As of version 7, loading a new instance of Impact automatically creates an Instrument Bus, giving you all the routing flexibility you’ll ever need but with the ability to hide the instrument’s sub‑channels when not needed.
Instrument Bus
PreSonus provide some powerful mixing tools for use with their own instruments. This has always been very evident in Impact XT; whenever you open it, you seem to see a couple of dozen extra channels appear in your mixer. Each pad can then be routed to an individual channel, giving you godlike powers of level control and audio processing. However, a lot of the time, those extra channels were just getting in the way, and you found yourself having to scroll past them to get to what you were actually interested in.
Studio One 7 introduces a new feature called the Instrument Bus, which is going to sort out the Console chaos.

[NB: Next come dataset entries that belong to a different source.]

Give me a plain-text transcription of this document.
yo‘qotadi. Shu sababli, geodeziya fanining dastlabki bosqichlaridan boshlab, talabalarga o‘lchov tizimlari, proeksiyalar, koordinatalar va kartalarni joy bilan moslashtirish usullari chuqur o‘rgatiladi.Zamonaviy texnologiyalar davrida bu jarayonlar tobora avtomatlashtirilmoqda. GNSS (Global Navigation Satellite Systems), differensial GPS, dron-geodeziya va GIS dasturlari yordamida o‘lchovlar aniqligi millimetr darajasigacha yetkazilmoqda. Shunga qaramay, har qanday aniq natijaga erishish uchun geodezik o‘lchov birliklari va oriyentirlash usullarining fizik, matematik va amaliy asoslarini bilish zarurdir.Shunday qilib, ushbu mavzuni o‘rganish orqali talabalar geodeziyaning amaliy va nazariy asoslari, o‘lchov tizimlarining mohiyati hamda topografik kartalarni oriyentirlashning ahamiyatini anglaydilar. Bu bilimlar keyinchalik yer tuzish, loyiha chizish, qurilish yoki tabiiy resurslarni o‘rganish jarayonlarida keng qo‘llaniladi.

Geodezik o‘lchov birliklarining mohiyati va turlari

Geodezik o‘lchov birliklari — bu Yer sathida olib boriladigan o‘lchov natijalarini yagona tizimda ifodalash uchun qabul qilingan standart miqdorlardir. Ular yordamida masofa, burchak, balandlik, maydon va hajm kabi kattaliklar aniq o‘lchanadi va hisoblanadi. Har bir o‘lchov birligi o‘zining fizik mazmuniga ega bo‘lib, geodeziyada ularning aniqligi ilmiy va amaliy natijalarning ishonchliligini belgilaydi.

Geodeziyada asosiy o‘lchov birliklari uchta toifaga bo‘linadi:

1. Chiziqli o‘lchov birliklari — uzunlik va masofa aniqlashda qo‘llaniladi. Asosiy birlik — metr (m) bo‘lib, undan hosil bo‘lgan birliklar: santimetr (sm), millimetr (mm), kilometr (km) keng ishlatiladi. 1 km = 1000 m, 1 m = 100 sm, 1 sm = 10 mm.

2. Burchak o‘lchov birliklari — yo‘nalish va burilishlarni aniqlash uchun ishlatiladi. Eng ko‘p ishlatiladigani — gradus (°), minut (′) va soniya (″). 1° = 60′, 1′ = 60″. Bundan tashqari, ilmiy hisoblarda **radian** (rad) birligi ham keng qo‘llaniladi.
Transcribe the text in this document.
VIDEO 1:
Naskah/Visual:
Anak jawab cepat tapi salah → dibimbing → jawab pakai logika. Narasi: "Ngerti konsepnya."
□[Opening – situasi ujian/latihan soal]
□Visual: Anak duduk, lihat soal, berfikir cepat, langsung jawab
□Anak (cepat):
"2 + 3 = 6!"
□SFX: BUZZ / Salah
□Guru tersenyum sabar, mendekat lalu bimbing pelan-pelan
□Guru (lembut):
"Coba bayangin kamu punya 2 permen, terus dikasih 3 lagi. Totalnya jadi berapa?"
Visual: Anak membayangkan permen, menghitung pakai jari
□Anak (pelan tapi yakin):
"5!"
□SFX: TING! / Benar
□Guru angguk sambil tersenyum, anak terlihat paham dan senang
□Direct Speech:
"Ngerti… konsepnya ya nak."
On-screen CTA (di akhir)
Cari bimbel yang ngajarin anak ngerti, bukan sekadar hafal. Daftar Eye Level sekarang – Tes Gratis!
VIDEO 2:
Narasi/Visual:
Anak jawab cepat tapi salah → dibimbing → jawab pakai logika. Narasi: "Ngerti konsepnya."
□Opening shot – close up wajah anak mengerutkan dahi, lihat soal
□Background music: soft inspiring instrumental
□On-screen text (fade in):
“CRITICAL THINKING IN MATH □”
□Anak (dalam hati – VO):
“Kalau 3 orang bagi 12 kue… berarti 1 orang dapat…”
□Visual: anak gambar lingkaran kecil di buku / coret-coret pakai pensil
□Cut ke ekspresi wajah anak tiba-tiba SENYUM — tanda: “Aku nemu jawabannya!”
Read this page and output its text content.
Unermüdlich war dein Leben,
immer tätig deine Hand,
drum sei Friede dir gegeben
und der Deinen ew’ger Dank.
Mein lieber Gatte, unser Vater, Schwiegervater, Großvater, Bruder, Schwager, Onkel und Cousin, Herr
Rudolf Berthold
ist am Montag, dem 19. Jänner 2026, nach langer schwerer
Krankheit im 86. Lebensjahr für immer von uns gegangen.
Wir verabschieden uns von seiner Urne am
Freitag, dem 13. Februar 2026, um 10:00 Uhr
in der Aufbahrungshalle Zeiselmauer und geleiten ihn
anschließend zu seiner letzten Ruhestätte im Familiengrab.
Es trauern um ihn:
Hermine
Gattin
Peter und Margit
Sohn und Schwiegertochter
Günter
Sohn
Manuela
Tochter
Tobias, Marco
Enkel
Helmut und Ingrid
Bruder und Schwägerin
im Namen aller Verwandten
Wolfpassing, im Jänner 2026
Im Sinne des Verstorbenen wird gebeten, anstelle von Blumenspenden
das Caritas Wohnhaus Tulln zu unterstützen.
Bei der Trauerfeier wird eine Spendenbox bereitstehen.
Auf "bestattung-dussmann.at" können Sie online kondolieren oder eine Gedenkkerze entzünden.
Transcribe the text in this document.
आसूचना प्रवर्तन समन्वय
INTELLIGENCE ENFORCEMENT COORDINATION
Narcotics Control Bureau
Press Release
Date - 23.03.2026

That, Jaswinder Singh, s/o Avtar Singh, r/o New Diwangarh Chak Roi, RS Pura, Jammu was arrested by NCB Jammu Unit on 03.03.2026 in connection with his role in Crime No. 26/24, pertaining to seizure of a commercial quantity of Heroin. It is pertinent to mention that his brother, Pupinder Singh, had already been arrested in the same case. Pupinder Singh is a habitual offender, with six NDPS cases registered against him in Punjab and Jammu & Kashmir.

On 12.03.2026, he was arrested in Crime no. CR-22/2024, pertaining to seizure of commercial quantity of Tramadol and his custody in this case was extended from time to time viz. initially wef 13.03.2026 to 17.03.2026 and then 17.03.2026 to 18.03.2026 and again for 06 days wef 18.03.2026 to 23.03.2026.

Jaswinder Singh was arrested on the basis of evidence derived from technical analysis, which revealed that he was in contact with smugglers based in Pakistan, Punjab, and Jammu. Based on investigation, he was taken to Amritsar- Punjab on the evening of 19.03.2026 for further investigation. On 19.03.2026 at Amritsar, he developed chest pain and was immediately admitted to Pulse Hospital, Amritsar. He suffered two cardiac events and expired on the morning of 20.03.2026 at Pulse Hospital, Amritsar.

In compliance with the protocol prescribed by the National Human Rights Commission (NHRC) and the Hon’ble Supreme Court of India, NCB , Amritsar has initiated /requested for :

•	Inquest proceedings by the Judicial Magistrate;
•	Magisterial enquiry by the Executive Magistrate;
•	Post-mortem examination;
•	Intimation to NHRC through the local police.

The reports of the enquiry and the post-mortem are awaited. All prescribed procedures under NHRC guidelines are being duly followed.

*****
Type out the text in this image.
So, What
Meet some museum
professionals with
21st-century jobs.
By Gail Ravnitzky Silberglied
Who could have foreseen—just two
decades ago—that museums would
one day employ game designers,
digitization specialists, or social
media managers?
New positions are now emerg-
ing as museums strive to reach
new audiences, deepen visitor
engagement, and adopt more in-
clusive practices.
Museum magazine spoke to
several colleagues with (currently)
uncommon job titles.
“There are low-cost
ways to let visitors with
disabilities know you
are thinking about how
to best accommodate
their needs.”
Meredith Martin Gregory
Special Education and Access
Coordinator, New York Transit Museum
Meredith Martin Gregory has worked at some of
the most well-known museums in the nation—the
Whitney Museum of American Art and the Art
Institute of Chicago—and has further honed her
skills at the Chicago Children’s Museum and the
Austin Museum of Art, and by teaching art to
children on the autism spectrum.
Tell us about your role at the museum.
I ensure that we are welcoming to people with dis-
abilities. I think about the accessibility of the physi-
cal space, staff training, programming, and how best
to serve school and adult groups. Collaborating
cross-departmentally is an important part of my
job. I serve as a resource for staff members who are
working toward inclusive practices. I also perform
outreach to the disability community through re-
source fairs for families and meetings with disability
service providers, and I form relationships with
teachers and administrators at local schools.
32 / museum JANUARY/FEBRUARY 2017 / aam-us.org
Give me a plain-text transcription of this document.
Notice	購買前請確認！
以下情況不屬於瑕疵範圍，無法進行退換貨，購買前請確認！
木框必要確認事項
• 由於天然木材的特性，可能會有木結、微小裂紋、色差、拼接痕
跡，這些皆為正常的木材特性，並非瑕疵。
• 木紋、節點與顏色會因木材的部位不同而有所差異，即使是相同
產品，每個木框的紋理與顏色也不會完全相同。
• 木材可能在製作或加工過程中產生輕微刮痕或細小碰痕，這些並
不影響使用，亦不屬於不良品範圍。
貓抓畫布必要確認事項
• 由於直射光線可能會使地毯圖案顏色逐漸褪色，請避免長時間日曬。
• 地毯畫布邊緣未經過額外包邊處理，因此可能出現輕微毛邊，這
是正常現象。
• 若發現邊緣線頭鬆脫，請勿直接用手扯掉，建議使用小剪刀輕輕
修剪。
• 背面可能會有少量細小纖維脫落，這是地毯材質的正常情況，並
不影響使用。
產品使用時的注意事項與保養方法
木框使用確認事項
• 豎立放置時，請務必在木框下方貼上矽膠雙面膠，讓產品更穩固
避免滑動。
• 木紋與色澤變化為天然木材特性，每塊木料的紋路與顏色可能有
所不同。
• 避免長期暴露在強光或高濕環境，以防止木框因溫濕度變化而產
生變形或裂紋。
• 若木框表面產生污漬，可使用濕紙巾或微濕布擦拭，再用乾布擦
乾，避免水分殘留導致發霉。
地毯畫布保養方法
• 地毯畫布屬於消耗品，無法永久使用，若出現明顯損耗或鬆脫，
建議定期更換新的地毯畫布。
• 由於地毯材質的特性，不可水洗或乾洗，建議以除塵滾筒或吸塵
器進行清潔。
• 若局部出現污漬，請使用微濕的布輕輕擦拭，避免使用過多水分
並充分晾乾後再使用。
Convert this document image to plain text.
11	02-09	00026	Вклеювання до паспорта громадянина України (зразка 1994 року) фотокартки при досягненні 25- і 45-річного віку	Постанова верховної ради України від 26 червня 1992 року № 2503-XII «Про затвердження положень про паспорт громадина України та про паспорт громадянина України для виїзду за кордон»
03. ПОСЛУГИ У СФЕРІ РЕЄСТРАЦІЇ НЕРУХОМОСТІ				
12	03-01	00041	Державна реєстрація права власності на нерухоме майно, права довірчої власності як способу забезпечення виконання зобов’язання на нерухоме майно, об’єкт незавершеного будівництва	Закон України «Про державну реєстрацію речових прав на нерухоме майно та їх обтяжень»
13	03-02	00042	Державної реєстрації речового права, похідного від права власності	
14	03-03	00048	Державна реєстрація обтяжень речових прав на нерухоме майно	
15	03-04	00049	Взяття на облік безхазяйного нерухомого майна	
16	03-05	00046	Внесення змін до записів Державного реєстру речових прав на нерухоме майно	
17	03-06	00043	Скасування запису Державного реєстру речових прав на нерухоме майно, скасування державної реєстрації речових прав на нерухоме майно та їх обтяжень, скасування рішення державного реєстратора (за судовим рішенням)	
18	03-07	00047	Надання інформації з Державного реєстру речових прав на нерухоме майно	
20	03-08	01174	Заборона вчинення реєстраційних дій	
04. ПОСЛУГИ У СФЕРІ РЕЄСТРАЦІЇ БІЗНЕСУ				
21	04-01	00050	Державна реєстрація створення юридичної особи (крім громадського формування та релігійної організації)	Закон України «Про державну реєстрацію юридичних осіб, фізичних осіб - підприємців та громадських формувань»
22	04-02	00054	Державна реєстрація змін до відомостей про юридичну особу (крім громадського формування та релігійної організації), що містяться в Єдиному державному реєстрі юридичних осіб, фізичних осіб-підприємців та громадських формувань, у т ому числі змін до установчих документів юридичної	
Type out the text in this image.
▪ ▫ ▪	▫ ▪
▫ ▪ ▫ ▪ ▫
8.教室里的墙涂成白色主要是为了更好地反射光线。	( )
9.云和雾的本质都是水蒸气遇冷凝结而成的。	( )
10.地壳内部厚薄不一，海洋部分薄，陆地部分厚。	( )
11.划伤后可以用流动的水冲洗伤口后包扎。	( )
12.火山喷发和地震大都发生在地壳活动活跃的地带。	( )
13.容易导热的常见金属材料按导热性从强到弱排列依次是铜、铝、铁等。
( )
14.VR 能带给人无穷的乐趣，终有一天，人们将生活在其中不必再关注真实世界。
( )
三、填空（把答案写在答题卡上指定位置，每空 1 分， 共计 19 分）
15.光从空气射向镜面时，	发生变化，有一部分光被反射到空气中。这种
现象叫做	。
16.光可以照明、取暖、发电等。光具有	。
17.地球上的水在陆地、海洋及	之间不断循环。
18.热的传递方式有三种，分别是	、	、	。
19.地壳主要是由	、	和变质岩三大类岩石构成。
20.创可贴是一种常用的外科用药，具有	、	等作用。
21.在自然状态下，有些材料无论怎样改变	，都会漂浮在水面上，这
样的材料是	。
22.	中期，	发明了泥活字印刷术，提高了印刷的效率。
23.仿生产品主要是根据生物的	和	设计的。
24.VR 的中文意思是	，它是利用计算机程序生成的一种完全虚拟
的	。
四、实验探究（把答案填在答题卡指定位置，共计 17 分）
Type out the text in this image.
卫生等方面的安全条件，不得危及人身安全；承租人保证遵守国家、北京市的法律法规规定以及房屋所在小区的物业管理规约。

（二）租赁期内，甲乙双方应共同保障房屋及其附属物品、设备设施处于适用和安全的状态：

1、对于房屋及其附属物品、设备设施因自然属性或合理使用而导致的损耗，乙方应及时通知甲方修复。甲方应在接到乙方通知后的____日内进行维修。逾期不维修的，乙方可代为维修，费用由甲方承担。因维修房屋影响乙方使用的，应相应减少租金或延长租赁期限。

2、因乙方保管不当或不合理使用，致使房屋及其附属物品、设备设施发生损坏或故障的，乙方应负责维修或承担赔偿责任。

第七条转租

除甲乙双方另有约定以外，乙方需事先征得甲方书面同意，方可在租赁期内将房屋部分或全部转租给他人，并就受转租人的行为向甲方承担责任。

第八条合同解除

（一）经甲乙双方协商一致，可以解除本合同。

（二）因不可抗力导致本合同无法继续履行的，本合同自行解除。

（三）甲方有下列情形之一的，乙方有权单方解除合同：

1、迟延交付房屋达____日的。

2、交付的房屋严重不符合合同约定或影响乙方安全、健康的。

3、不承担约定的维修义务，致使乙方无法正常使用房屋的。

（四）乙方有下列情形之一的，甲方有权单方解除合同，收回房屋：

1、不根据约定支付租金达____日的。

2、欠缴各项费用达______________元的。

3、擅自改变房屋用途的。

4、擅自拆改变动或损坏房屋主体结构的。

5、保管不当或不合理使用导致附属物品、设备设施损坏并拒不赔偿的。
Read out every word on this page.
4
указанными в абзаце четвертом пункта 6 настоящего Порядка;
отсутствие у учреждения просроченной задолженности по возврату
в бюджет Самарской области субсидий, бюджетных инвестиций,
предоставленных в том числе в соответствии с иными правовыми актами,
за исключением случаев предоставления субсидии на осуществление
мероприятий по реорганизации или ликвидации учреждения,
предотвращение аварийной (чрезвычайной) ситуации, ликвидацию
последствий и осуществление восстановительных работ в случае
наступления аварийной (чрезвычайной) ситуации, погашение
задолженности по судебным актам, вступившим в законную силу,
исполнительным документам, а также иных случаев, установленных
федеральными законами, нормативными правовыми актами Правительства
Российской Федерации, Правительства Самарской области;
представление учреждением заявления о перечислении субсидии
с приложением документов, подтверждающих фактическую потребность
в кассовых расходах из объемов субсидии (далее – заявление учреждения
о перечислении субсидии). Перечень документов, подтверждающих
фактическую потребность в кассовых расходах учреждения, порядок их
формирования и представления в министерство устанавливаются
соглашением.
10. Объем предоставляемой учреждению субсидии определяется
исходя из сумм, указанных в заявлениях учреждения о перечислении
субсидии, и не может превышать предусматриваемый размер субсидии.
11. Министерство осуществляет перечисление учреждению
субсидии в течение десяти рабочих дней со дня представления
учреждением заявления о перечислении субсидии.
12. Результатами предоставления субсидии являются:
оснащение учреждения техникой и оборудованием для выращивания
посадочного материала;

Studio One 7 introduces a new feature called the Instrument Bus, which is going to sort out the Console chaos and give us a lot less scrolling. When you load a kit into Impact and then open the console, you’ll find just the one Impact channel strip. At the bottom of the fader, there’s a tiny folder icon with three vertical lines. Click the folder, and all the sub‑channels will appear. Click it again, and they all neatly slide back into the folder, so you don’t have to worry about them unless you want to.
Note Editor
One last highlight from the new version of Studio One is designed for melodic parts but is actually very relevant to Impact XT and drum programming in general: with the new Scale options in the Note editor, you can select different scales and reduce the familiar piano keyboard down to show only the notes in a given scale. OK, that’s not relevant to percussion, but the next bit is... There’s also an option to show only the notes on the piano that are being ‘used’. So, if you were writing a drum part that just used kick, snare and hi‑hats, you could lose all the other notes and just focus on that pattern. Weirdly, this feature only appears in the Note editor for instrument parts, and doesn’t work in the Drum editor or Pattern editor views, which feels like a missed opportunity to me. Maybe its usefulness in pattern writing will make itself known, and PreSonus will update Studio One accordingly.
You can greatly speed up your drum programming by showing only the notes that are in use.
We last looked at Impact XT back in 2019, and sadly not a lot has changed with the instrument itself, though the handful of adjustments are definitely worth looking into. However, the new integration into the MIDI editing windows is a really great move from a workflow point of view, helping to keep those floating windows under control and laying the foundations of a really powerful beat‑making system.